Sur la platine

Americana Today

Regard sur l’actualité d’une Amérique orchestrale.


American dream, ce rêve incarné d’une nation fondée principalement sur la culture occidentale européenne tend à évoluer ; d’autres influences apparaissent comme l’atteste la population d’origine hispanique et latino qui constitue la première communauté d’origine étrangère aux États-Unis. Le jazz est né dans ce pays où les contradictions demeurent monnaie courante, mais force est de constater que l’enseignement de la musique est exemplaire. L’éducation musicale commence avant l’école primaire, dans les Kindergartens, ces structures privées de garde d’enfants et par la suite 90% des élèves participent aux pratiques musicales tout au long de leur cursus scolaire. Chaque High School a son marching band qui défile à l’occasion d’évènements sportifs et lors de fêtes nationales et ce dès le lycée. Historiquement, trois axes formateurs sont développés : les chorales, les orchestres à cordes et les harmonies. Le big band devient rapidement l’entité orchestrale dans laquelle de jeunes musicien·nes vont continuer à s’épanouir, l’écriture, l’intégration dans les sections instrumentales et le travail collectif dévolu aux reprises de standards forment chaque année d’excellents solistes.
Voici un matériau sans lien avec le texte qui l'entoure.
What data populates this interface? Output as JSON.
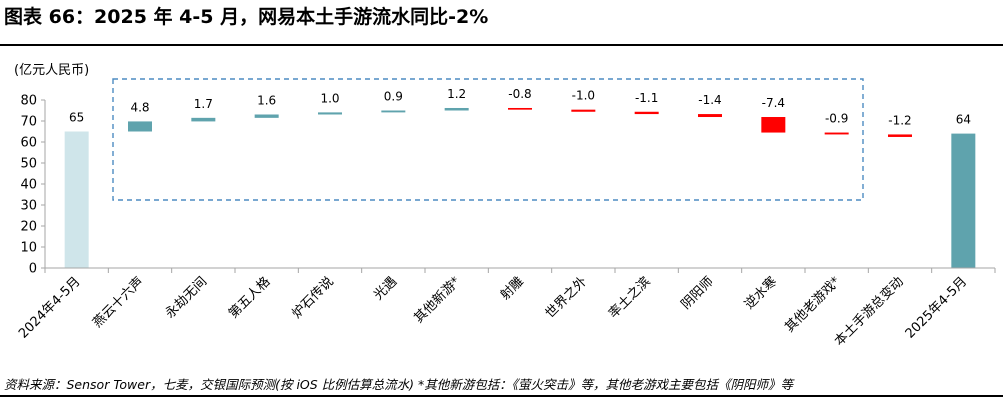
{
  "figure": {
    "title": "图表 66：2025 年 4-5 月，网易本土手游流水同比-2%",
    "unit": "(亿元人民币)",
    "source": "资料来源：Sensor Tower，七麦，交银国际预测(按 iOS 比例估算总流水)    *其他新游包括：《萤火突击》等，其他老游戏主要包括《阴阳师》等"
  },
  "colors": {
    "total_2024": "#cfe5ea",
    "increase": "#5fa3ad",
    "decrease": "#ff0000",
    "total_2025": "#5fa3ad",
    "bracket_border": "#4d8bc2",
    "axis": "#a6a6a6"
  },
  "chart_data": {
    "type": "bar",
    "subtype": "waterfall",
    "categories": [
      "2024年4-5月",
      "燕云十六声",
      "永劫无间",
      "第五人格",
      "炉石传说",
      "光遇",
      "其他新游*",
      "射雕",
      "世界之外",
      "率土之滨",
      "阴阳师",
      "逆水寒",
      "其他老游戏*",
      "本土手游总变动",
      "2025年4-5月"
    ],
    "values": [
      65,
      4.8,
      1.7,
      1.6,
      1.0,
      0.9,
      1.2,
      -0.8,
      -1.0,
      -1.1,
      -1.4,
      -7.4,
      -0.9,
      -1.2,
      64
    ],
    "value_labels": [
      "65",
      "4.8",
      "1.7",
      "1.6",
      "1.0",
      "0.9",
      "1.2",
      "-0.8",
      "-1.0",
      "-1.1",
      "-1.4",
      "-7.4",
      "-0.9",
      "-1.2",
      "64"
    ],
    "kinds": [
      "total",
      "delta",
      "delta",
      "delta",
      "delta",
      "delta",
      "delta",
      "delta",
      "delta",
      "delta",
      "delta",
      "delta",
      "delta",
      "delta",
      "total"
    ],
    "ylim": [
      0,
      80
    ],
    "yticks": [
      0,
      10,
      20,
      30,
      40,
      50,
      60,
      70,
      80
    ],
    "grid": false,
    "legend": "none",
    "annotation": "dashed box around the change bars"
  }
}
Par la suite les nombreuses universités vont procurer un cursus élaboré aux étudiants sous la tutelle de professeurs renommés. L’actualité discographique récente témoigne de l’importance qu’ont les formations orchestrales, avec ces trois albums hétéroclites qui méritent une attention particulière.

Titrée Phil Haynes’ 4 Horns & What ? The Complete American Recordings, est la résultante d’une réédition de trois albums imprtants dans l’histoire contemporaine du jazz d’outre-Atlantique. Né en 1961 à Hillsboro dans l’Oregon, le batteur Phil Haynes est l’un des musiciens américains parmi les plus originaux. Il enregistre à l’âge de vingt-trois ans avec Anthony Braxton, dans le groupe qu’il anime en compagnie de Ron Rohovit et Paul Smoker ; quant à Dave Liebman et Drew Gress, ils deviennent ses partenaires dans le trio No Fast Food. Explorateur de tout un panel des musiques américaines, il anime le groupe folk Free Country en reprenant des chants traditionnels, en particulier ceux de l’éminent Stephen Foster.
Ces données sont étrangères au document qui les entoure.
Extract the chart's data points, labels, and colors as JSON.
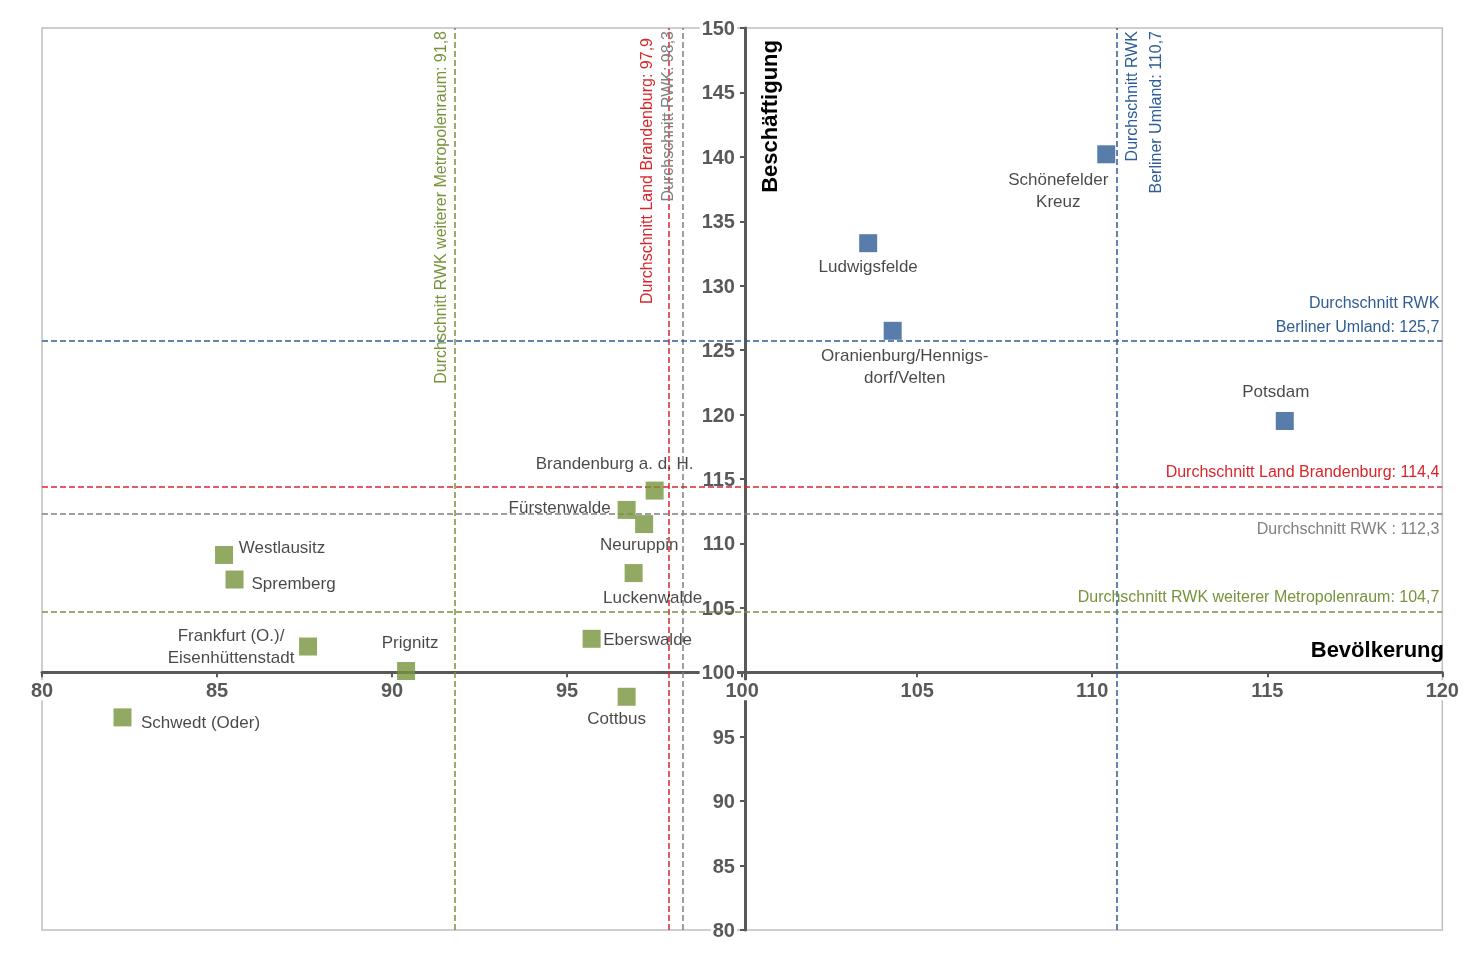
{
  "chart_data": {
    "type": "scatter",
    "xlabel": "Bevölkerung",
    "ylabel": "Beschäftigung",
    "marker": "square",
    "xlim": [
      80,
      120
    ],
    "xticks": [
      80,
      85,
      90,
      95,
      100,
      105,
      110,
      115,
      120
    ],
    "ylim": [
      80,
      150
    ],
    "yticks": [
      80,
      85,
      90,
      95,
      100,
      105,
      110,
      115,
      120,
      125,
      130,
      135,
      140,
      145,
      150
    ],
    "series": [
      {
        "color": "#2f5d95",
        "x": [
          110.4,
          103.6,
          104.3,
          115.5
        ],
        "values": [
          140.2,
          133.3,
          126.5,
          119.5
        ]
      },
      {
        "color": "#77933c",
        "x": [
          85.2,
          85.5,
          87.6,
          90.4,
          82.3,
          97.5,
          96.7,
          97.2,
          96.9,
          95.7,
          96.7
        ],
        "values": [
          109.1,
          107.2,
          102.0,
          100.1,
          96.5,
          114.1,
          112.6,
          111.5,
          107.7,
          102.6,
          98.1
        ]
      }
    ],
    "annotations": [
      {
        "text": "Schönefelder\nKreuz",
        "x": 110.4,
        "y": 140.2
      },
      {
        "text": "Ludwigsfelde",
        "x": 103.6,
        "y": 133.3
      },
      {
        "text": "Oranienburg/Hennigs-\ndorf/Velten",
        "x": 104.3,
        "y": 126.5
      },
      {
        "text": "Potsdam",
        "x": 115.5,
        "y": 119.5
      },
      {
        "text": "Westlausitz",
        "x": 85.2,
        "y": 109.1
      },
      {
        "text": "Spremberg",
        "x": 85.5,
        "y": 107.2
      },
      {
        "text": "Frankfurt (O.)/\nEisenhüttenstadt",
        "x": 87.6,
        "y": 102.0
      },
      {
        "text": "Prignitz",
        "x": 90.4,
        "y": 100.1
      },
      {
        "text": "Schwedt (Oder)",
        "x": 82.3,
        "y": 96.5
      },
      {
        "text": "Brandenburg a. d. H.",
        "x": 97.5,
        "y": 114.1
      },
      {
        "text": "Fürstenwalde",
        "x": 96.7,
        "y": 112.6
      },
      {
        "text": "Neuruppin",
        "x": 97.2,
        "y": 111.5
      },
      {
        "text": "Luckenwalde",
        "x": 96.9,
        "y": 107.7
      },
      {
        "text": "Eberswalde",
        "x": 95.7,
        "y": 102.6
      },
      {
        "text": "Cottbus",
        "x": 96.7,
        "y": 98.1
      }
    ],
    "ref_lines": [
      {
        "axis": "x",
        "value": 91.8,
        "label": "Durchschnitt RWK weiterer Metropolenraum: 91,8",
        "color": "#77933c",
        "line_style": "dashed"
      },
      {
        "axis": "x",
        "value": 97.9,
        "label": "Durchschnitt Land Brandenburg: 97,9",
        "color": "#d9262b",
        "line_style": "dashed"
      },
      {
        "axis": "x",
        "value": 98.3,
        "label": "Durchschnitt RWK: 98,3",
        "color": "#808080",
        "line_style": "dashed"
      },
      {
        "axis": "x",
        "value": 110.7,
        "label": "Durchschnitt RWK\nBerliner Umland: 110,7",
        "color": "#2f5d95",
        "line_style": "dashed"
      },
      {
        "axis": "y",
        "value": 125.7,
        "label": "Durchschnitt RWK\nBerliner Umland: 125,7",
        "color": "#2f5d95",
        "line_style": "dashed"
      },
      {
        "axis": "y",
        "value": 114.4,
        "label": "Durchschnitt Land Brandenburg: 114,4",
        "color": "#d9262b",
        "line_style": "dashed"
      },
      {
        "axis": "y",
        "value": 112.3,
        "label": "Durchschnitt RWK : 112,3",
        "color": "#808080",
        "line_style": "dashed"
      },
      {
        "axis": "y",
        "value": 104.7,
        "label": "Durchschnitt RWK weiterer Metropolenraum: 104,7",
        "color": "#77933c",
        "line_style": "dashed"
      }
    ]
  }
}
L’album 4 Horns & What ? est publié en 1991 par le label allemand Open Minds et il est clair que les compositions demandent à avoir l’esprit ouvert. L’originalité de la formation tient à la section de cuivres puissante composée de Paul Smoker à la trompette, Ellery Eskelin au saxophone ténor, Andy Laster aux saxophones alto, baryton, flûte et Joe Daley au tuba, toujours apprécié dans les grands orchestres comme ses collègues Howard Johnson et Bob Stewart. Phil Haynes se régale et va d’entrée promener ses baguettes sur les huit thèmes où les soufflants s’en donnent à cœur joie. « Point Period » donne l’occasion à Joe Daley de démontrer l’étendue de son spectre sonore au tuba, il ancre la composition au sol pendant que les saxophones et trompette se livrent à une course effrénée. « El​-​Smoke » fait entendre une interprétation soliste singulière de Paul Smoker, l’un des grands réformateurs de la trompette qui demeure bien trop sous-estimé. Le jeu délicat aux balais du leader sur la ballade « Alone » synthétise les leçons de ses maîtres, Elvin Jones et Jack DeJohnette. Premier disque réussi, place au second album 4 Horn Lore.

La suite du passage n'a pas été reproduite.